Chômage: la distinction entre isolé et cohabitant ne viole pas la Constitution

La différence de montant de l’allocation de chômage suivant que le bénéficiaire est isolé ou cohabitant ne viole pas la Constitution, a jugé jeudi la Cour constitutionnelle en réponse à une question préjudicielle.
Deux chômeurs ont contesté devant la justice le remboursement d’allocations que leur réclame l’ONEm parce qu’ils ont touché celles-ci au taux isolé pour l’un et chargé de famille pour l’autre alors qu’en réalité ils vivaient ensemble. La Cour du travail de Liège a saisi la Cour constitutionnelle à propos de cette distinction. Elle se demandait si l’octroi de montants différents selon que l’on vit seul ou avec quelqu’un respecte le principe d’égalité et de non-discrimination, et le droit au respect de la vie privée et familiale.
La Cour juge la distinction légitime.
“L’objectif du législateur de tenir compte de l’existence de besoins et charges différents pour les chômeurs, en fonction de la composition du ménage, est légitime. La circonstance que les allocations de chômage sont octroyées dans le cadre d’une assurance sociale n’empêche pas que le législateur, compte tenu de la marge d’appréciation étendue dont il dispose, puisse estimer nécessaire de tenir compte des besoins et des charges différents des catégories de chômeurs. Par ailleurs, la composition du ménage est un critère objectif et pertinent au regard du but poursuivi par le législateur, dès lors que les besoins du chômeur peuvent varier en fonction de ses choix de vie”, estime-t-elle.
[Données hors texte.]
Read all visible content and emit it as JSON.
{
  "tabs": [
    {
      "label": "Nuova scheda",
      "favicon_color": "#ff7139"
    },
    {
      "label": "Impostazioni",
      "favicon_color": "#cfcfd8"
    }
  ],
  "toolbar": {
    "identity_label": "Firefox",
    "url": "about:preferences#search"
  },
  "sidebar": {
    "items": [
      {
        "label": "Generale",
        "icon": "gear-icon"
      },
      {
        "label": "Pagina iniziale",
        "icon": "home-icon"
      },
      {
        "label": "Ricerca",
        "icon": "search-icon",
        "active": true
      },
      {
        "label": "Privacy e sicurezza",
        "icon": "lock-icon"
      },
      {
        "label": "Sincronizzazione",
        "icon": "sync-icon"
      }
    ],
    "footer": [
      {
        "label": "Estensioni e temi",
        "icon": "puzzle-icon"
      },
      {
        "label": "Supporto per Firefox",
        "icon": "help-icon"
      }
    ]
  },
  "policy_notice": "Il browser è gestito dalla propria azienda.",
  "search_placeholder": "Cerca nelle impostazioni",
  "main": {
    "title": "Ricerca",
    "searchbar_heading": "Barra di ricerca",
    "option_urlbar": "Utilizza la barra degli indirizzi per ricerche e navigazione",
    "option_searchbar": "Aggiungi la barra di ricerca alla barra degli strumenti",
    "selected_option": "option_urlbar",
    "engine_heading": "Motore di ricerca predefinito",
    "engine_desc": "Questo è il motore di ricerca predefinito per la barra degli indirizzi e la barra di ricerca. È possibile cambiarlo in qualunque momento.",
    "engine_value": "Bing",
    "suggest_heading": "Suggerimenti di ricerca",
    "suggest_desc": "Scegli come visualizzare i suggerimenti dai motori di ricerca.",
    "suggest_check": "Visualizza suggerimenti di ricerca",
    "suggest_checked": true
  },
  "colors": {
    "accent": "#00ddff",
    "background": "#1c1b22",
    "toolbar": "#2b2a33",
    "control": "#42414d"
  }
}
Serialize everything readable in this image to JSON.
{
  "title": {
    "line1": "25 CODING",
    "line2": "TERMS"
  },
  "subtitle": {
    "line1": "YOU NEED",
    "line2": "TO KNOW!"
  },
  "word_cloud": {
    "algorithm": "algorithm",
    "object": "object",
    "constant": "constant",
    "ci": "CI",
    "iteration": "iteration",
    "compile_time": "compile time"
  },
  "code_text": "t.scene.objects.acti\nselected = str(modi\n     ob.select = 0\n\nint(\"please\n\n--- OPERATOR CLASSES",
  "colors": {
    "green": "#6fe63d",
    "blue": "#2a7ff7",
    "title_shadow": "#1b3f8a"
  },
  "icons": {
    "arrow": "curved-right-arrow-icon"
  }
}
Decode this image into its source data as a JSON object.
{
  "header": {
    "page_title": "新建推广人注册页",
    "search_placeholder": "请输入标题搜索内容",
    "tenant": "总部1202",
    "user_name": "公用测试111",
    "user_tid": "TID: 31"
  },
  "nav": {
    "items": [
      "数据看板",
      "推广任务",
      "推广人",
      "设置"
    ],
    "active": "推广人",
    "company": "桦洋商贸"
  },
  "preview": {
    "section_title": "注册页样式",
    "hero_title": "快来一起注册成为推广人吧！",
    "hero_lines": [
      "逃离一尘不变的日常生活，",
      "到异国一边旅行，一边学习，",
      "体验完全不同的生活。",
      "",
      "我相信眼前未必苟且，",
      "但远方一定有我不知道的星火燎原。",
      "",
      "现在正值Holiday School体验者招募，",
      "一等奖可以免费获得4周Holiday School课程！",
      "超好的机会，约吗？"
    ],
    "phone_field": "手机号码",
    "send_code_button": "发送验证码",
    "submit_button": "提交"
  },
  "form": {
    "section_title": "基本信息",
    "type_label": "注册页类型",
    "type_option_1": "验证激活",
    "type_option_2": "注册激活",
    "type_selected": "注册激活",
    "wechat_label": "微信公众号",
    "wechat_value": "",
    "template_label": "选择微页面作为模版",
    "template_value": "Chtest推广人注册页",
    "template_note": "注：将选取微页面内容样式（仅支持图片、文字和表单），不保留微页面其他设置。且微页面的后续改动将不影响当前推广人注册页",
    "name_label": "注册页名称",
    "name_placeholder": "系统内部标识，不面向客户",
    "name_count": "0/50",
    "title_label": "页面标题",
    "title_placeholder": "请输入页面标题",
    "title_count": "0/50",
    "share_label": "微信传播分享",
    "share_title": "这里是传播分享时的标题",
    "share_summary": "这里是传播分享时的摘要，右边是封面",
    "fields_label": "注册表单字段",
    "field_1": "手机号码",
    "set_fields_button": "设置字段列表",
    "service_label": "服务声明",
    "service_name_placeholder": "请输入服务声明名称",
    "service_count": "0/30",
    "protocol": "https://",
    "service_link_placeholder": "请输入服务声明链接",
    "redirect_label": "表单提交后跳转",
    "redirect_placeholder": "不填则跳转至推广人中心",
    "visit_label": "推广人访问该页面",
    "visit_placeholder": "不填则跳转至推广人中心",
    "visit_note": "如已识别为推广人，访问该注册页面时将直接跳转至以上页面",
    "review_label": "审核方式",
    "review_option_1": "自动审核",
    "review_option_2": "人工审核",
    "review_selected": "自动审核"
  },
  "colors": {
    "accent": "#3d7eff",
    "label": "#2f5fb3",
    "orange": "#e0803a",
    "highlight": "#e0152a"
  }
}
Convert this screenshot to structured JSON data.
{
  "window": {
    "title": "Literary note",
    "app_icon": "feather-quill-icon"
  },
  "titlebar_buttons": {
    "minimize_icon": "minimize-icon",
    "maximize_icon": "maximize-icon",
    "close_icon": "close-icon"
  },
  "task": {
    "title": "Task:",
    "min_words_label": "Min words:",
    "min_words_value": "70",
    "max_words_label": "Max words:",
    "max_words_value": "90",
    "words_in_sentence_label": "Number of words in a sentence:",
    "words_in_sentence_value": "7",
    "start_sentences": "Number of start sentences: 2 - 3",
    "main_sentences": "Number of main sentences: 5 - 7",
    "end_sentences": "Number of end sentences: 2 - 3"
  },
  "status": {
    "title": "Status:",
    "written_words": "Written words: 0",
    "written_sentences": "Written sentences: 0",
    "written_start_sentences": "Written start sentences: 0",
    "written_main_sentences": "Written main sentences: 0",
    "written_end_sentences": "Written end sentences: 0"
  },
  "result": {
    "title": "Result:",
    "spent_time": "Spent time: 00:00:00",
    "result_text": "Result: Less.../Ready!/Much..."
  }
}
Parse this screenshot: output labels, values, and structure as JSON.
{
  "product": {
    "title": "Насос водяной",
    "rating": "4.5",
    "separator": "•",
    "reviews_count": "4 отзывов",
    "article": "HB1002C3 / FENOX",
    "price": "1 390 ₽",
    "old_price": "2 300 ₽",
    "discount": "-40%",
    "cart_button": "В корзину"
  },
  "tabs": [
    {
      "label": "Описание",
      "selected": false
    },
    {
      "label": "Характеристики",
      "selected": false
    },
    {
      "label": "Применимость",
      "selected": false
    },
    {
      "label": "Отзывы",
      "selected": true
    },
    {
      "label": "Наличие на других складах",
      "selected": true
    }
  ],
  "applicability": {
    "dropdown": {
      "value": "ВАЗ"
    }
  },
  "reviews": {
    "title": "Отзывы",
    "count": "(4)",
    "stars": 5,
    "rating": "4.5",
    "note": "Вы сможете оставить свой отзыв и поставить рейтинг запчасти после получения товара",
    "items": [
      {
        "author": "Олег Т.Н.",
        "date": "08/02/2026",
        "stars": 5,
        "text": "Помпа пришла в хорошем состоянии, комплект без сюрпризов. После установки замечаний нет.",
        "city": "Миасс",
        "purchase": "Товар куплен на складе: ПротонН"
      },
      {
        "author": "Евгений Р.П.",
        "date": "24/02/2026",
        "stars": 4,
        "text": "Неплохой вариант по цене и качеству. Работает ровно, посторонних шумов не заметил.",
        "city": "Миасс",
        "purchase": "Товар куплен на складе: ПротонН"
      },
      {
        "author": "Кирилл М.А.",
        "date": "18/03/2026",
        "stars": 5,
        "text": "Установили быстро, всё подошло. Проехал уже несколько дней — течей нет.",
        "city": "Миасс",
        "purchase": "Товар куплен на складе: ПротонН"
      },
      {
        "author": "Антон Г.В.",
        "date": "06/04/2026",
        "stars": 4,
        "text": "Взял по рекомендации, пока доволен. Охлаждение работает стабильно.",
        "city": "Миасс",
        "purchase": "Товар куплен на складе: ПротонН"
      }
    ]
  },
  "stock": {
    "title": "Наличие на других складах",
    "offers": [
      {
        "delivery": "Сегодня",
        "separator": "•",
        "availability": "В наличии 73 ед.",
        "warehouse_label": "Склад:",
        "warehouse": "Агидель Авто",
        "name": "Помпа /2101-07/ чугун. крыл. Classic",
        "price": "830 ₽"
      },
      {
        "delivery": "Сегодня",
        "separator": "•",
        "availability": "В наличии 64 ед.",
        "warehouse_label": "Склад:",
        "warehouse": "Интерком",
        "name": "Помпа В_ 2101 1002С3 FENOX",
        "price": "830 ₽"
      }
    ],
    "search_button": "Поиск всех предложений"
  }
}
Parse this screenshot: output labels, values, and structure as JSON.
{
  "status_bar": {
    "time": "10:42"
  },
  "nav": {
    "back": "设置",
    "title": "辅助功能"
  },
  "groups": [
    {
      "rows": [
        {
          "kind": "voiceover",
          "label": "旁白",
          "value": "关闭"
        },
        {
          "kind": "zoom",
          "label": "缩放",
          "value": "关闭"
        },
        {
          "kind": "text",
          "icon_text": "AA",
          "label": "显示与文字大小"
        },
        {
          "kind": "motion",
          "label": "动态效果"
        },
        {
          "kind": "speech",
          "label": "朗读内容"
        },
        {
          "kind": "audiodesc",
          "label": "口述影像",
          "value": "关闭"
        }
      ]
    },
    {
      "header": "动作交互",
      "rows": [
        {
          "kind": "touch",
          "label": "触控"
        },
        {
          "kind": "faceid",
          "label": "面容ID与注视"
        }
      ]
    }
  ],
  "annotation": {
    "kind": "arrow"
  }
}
La Cour ne nie pas l’incidence sur le droit au respect de la vie privée et familiale mais considère que cette ingérence est prévue a priori et de manière suffisamment accessible, et énoncée avec suffisamment de précision. À ses yeux, les effets de cette distinction ne sont pas “disproportionnés” car le critère de la composition du ménage cherche à assurer la proportionnalité entre le montant de l’allocation et les besoins de l’allocataire compte tenu des différents choix de vie possibles.
En revanche, l’arrêt ne se prononce pas sur la détermination concrète des modalités de calcul de l’allocation. À la Cour du travail de Liège de vérifier si celle-ci est compatible avec les droits fondamentaux.
La suppression de la distinction entre isolé et cohabitant dans le régime des allocations sociales est réclamée de longue date par de nombreux mouvements sociaux et féministes, ainsi que par les partis de gauche. Ils dénoncent un “modèle familialiste” de la sécurité sociale qui remonte à 1945 et qui repose sur les droits accordés au chef de famille. Le PS a déposé à la Chambre au mois de septembre une proposition de loi qui met fin au statut de cohabitant. À sa demande, la Cour des comptes avait estimé l’impact financier de cette suppression, qui concernerait 584.000 personnes, à 1,86 milliard d’euros.